More like the past 200 years. America have never been the "good guys", and it is only Americans who seem to think they ever were.
The American says "But we don't have propaganda", the Soviet says "Exactly".
Similarly normal for the population of any country that has net negative externalities from America to view them as the "bad guys".
The current and growing anti-US sentiment is an expected result of an increasing gap between the US and the rest of the first world on economy and defense. The existence of a superpower is precluded on being viewed negatively by the rest of the world
No, it would be a sign of critical thinking and self reflection.
Democracy isn't about maximizing outcomes, because maximizing outcomes entails the possibility of minimizing outcomes. Marcus Aurelius was perhaps one of the best rulers in all of history. His son, Commodus - raised by him from birth, was certainly one of the worst rulers in all of history. Minority rule systems oscillate between extremes of the best of times and the worst of times. Democracy is always just kind of meh, never particularly great, never particularly awful.
But it creates a stable system because while it's meh in the present, you can always envision that things will be totally different in 4 years.
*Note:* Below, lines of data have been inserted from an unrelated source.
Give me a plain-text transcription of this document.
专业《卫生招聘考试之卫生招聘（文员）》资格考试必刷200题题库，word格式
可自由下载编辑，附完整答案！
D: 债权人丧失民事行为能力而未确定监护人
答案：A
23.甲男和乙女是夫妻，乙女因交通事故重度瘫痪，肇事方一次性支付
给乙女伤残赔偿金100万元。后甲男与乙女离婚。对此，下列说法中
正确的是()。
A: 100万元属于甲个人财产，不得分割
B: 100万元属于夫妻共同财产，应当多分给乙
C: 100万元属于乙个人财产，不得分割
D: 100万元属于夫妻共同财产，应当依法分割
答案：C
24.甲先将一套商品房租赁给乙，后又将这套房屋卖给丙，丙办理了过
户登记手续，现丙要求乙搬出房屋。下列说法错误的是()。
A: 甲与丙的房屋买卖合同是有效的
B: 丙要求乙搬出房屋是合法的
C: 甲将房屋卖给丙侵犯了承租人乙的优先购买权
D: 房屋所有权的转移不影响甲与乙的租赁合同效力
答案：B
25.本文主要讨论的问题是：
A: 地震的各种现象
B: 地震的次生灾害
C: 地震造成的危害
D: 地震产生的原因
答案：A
Of course they won't be, but there's this weird bug in our psychology that we can't help but remain optimistic, even though in reality candidate after candidate it always feels like 'well it can't get any worse than this at least' and then the next guy is like 'hold my beer.'
And, to be equally as fair, the only genuinely good guys are the ones that are too small to enforce their will upon others directly - small countries without arms who are forced to find other ways to engage with others in order to achieve whatever goals they have (resource acquisition)
The Americans have been extremely adept at dominating the discourse via non-government pathways (Hollywood)
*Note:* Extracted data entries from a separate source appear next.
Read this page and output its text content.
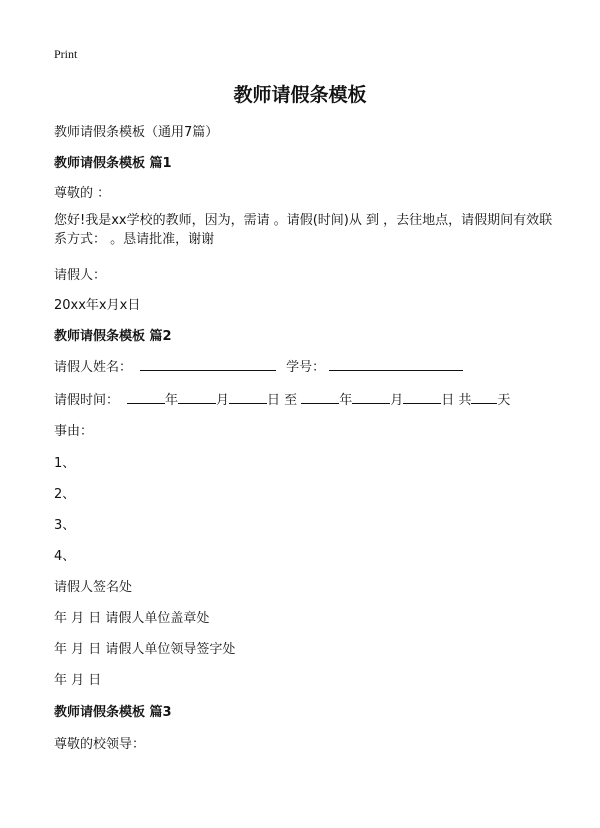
Print
教师请假条模板
教师请假条模板（通用7篇）
教师请假条模板 篇1
尊敬的 ：
您好!我是xx学校的教师，因为，需请 。请假(时间)从 到 ，去往地点，请假期间有效联系方式： 。恳请批准，谢谢
请假人：
20xx年x月x日
教师请假条模板 篇2
请假人姓名：	学号：
请假时间：	年	月	日 至	年	月	日 共 天
事由：
1、
2、
3、
4、
请假人签名处
年 月 日 请假人单位盖章处
年 月 日 请假人单位领导签字处
年 月 日
教师请假条模板 篇3
尊敬的校领导：
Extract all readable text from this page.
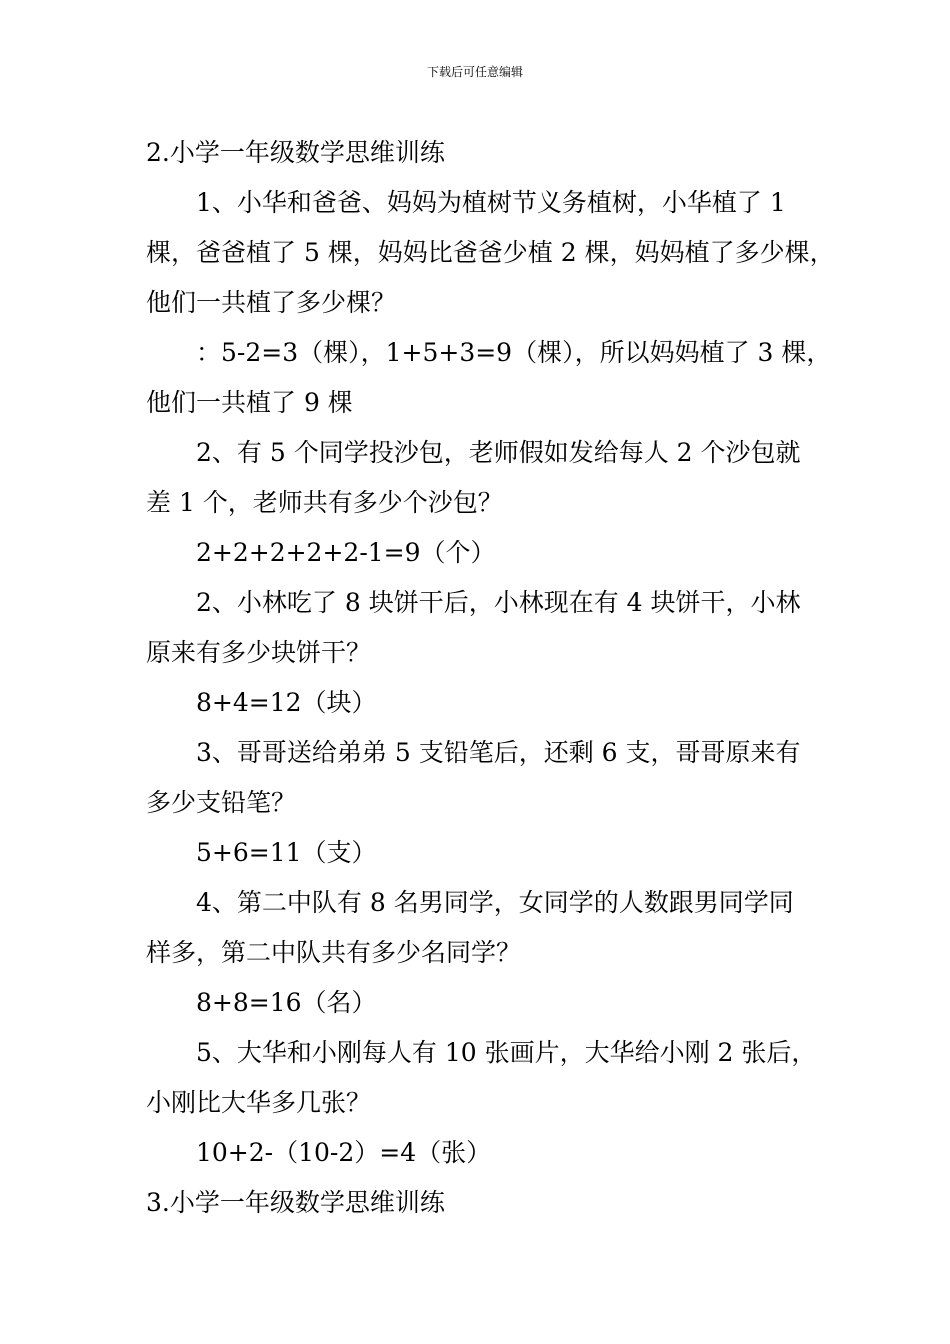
下载后可任意编辑
2.小学一年级数学思维训练
1、小华和爸爸、妈妈为植树节义务植树，小华植了 1
棵，爸爸植了 5 棵，妈妈比爸爸少植 2 棵，妈妈植了多少棵，
他们一共植了多少棵？
：5-2=3（棵），1+5+3=9（棵），所以妈妈植了 3 棵，
他们一共植了 9 棵
2、有 5 个同学投沙包，老师假如发给每人 2 个沙包就
差 1 个，老师共有多少个沙包？
2+2+2+2+2-1=9（个）
2、小林吃了 8 块饼干后，小林现在有 4 块饼干，小林
原来有多少块饼干？
8+4=12（块）
3、哥哥送给弟弟 5 支铅笔后，还剩 6 支，哥哥原来有
多少支铅笔？
5+6=11（支）
4、第二中队有 8 名男同学，女同学的人数跟男同学同
样多，第二中队共有多少名同学？
8+8=16（名）
5、大华和小刚每人有 10 张画片，大华给小刚 2 张后，
小刚比大华多几张？
10+2-（10-2）=4（张）
3.小学一年级数学思维训练
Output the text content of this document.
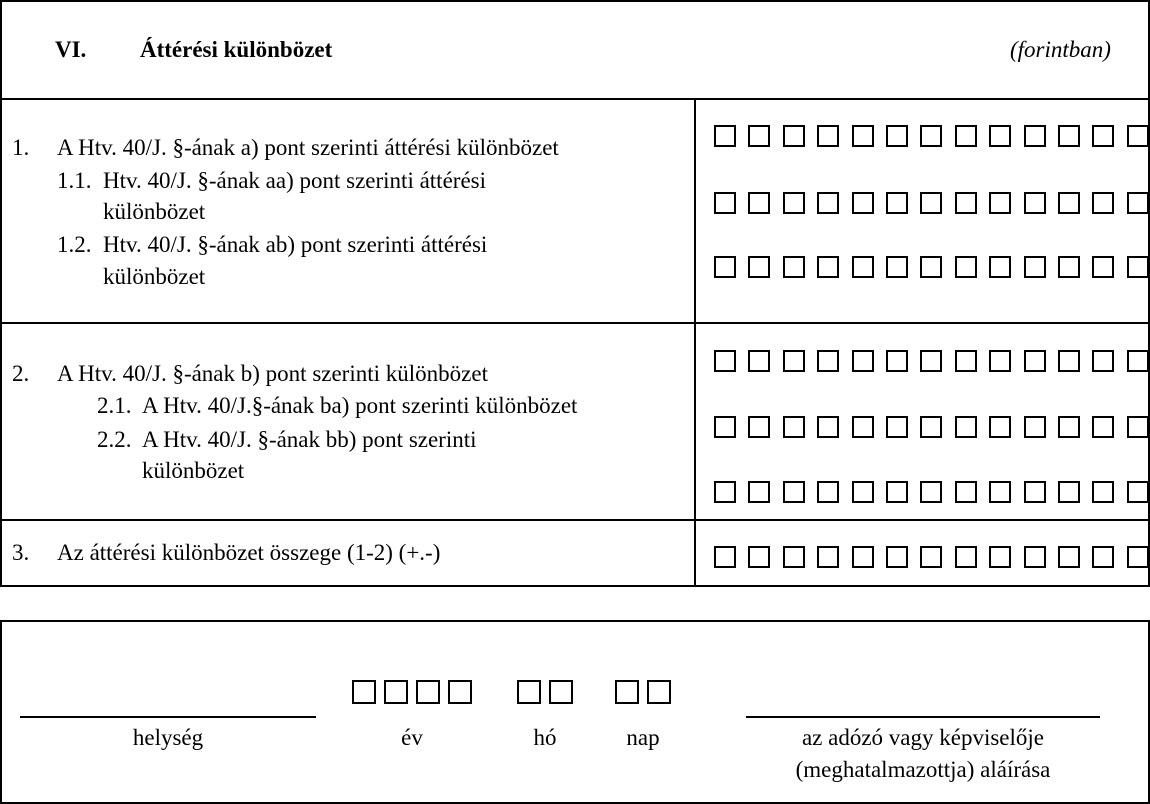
VI. Áttérési különbözet	(forintban)
1. A Htv. 40/J. §-ának a) pont szerinti áttérési különbözet
1.1. Htv. 40/J. §-ának aa) pont szerinti áttérési
különbözet
1.2. Htv. 40/J. §-ának ab) pont szerinti áttérési
különbözet
2. A Htv. 40/J. §-ának b) pont szerinti különbözet
2.1. A Htv. 40/J.§-ának ba) pont szerinti különbözet
2.2. A Htv. 40/J. §-ának bb) pont szerinti
különbözet
3. Az áttérési különbözet összege (1-2) (+.-)
helység	év	hó	nap	az adózó vagy képviselője
(meghatalmazottja) aláírása
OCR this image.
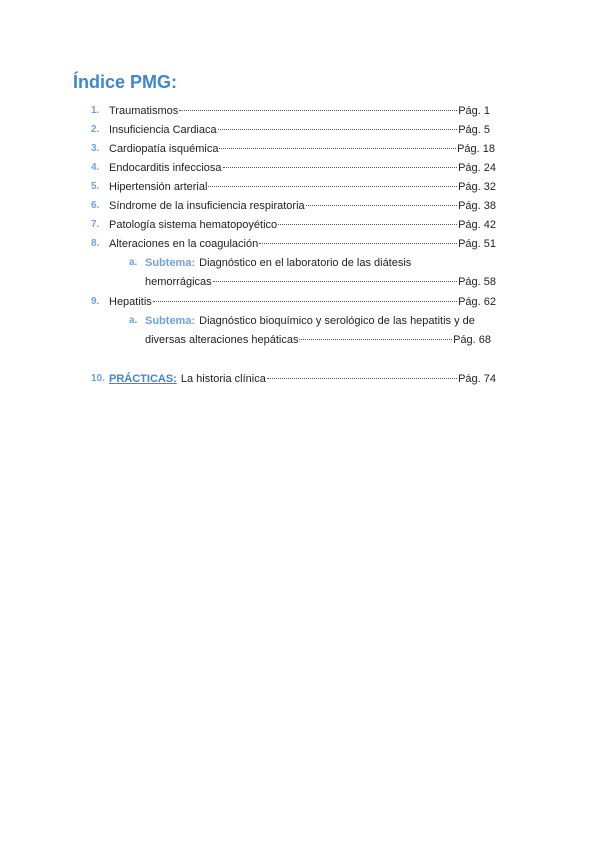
Índice PMG:
1. Traumatismos	Pág. 1
2. Insuficiencia Cardiaca	Pág. 5
3. Cardiopatía isquémica	Pág. 18
4. Endocarditis infecciosa	Pág. 24
5. Hipertensión arterial	Pág. 32
6. Síndrome de la insuficiencia respiratoria	Pág. 38
7. Patología sistema hematopoyético	Pág. 42
8. Alteraciones en la coagulación	Pág. 51
a. Subtema: Diagnóstico en el laboratorio de las diátesis
hemorrágicas	Pág. 58
9. Hepatitis	Pág. 62
a. Subtema: Diagnóstico bioquímico y serológico de las hepatitis y de
diversas alteraciones hepáticas	Pág. 68
10. PRÁCTICAS: La historia clínica	Pág. 74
But, second, often precisely because they think we’re the bad guys.
If you see the world as dominated by an evil, overwhelmingly powerful empire that uses violence in a way that shows no concern for the continuation or quality of human life outside of the metropole then, even if it is bigoted, repressive, and unjust within the metropole, you still want to be in the metropole rather rhan peripheries.
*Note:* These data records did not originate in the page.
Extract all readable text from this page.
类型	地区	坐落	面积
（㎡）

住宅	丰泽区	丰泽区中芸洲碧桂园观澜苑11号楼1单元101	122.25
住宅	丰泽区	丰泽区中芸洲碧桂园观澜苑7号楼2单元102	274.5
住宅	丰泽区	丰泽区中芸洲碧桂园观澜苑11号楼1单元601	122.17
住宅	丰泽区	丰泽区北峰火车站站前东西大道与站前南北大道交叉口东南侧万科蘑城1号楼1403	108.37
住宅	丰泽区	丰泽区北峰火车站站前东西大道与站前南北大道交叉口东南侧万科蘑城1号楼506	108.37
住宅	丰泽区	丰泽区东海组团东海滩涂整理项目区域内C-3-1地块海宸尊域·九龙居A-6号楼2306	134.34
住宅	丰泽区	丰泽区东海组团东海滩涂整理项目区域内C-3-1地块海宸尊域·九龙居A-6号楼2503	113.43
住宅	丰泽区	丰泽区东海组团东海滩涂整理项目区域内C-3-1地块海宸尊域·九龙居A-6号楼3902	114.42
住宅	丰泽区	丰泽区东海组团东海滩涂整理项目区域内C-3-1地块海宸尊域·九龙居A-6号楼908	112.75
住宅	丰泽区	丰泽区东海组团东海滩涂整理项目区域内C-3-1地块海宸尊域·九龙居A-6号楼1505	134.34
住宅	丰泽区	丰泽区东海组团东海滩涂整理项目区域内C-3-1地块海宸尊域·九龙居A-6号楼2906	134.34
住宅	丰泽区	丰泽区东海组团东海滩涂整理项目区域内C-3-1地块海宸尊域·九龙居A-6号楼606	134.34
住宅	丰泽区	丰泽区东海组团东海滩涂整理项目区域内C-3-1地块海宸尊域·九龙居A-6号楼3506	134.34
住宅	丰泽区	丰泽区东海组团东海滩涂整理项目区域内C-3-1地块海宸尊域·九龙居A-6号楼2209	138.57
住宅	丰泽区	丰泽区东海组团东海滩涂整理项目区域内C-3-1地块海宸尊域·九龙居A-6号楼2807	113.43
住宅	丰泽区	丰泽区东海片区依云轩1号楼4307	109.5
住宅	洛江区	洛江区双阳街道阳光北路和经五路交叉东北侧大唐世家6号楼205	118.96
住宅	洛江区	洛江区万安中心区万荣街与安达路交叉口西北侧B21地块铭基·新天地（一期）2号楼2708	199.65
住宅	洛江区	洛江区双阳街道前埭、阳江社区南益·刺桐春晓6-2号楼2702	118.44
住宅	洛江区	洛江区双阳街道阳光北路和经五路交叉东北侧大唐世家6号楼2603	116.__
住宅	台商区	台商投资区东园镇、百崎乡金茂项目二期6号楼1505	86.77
And before you say that the US gets a bazillion immigrants per year, Europe gets many more.
I think, as a formative experience, most Americans should go through the "wow Europe is great (if you go to the right spots)" if only to understand the history and where America came from, and also the "awakening" that happens when one visits Japan. Their trains really do run on time!
It's even relatively easy to put yourselves in their shoes. Columbia's GDP/capita is about $8k. In the US it's about $80k. Imagine how you'd feel if Canada had a GDP/capita of $800k. To many people it'd seem like a great idea to move there completely regardless of everything else about the country. People warning you that you'll end up mowing yards and painting houses while making barely enough to put a roof over your head. Bah! Nonsense! How can that be true on $800k/year!? Canada, here I come!
You can see this play out the same in places like Saudi Arabia. Not many place have the taste for their policies, religion, or much of anything else - yet they have a massive immigrant population, far higher than the US (as a percent) precisely because they pay stupidly high wages, often tax free, and have a low cost of living. You can easily become a dollar millionaire teaching English there if money is what you're after simply because you can easily save thousands of dollars a month. And if you get bored you can go watch somebody get crucified for witchcraft on a weekend now and again.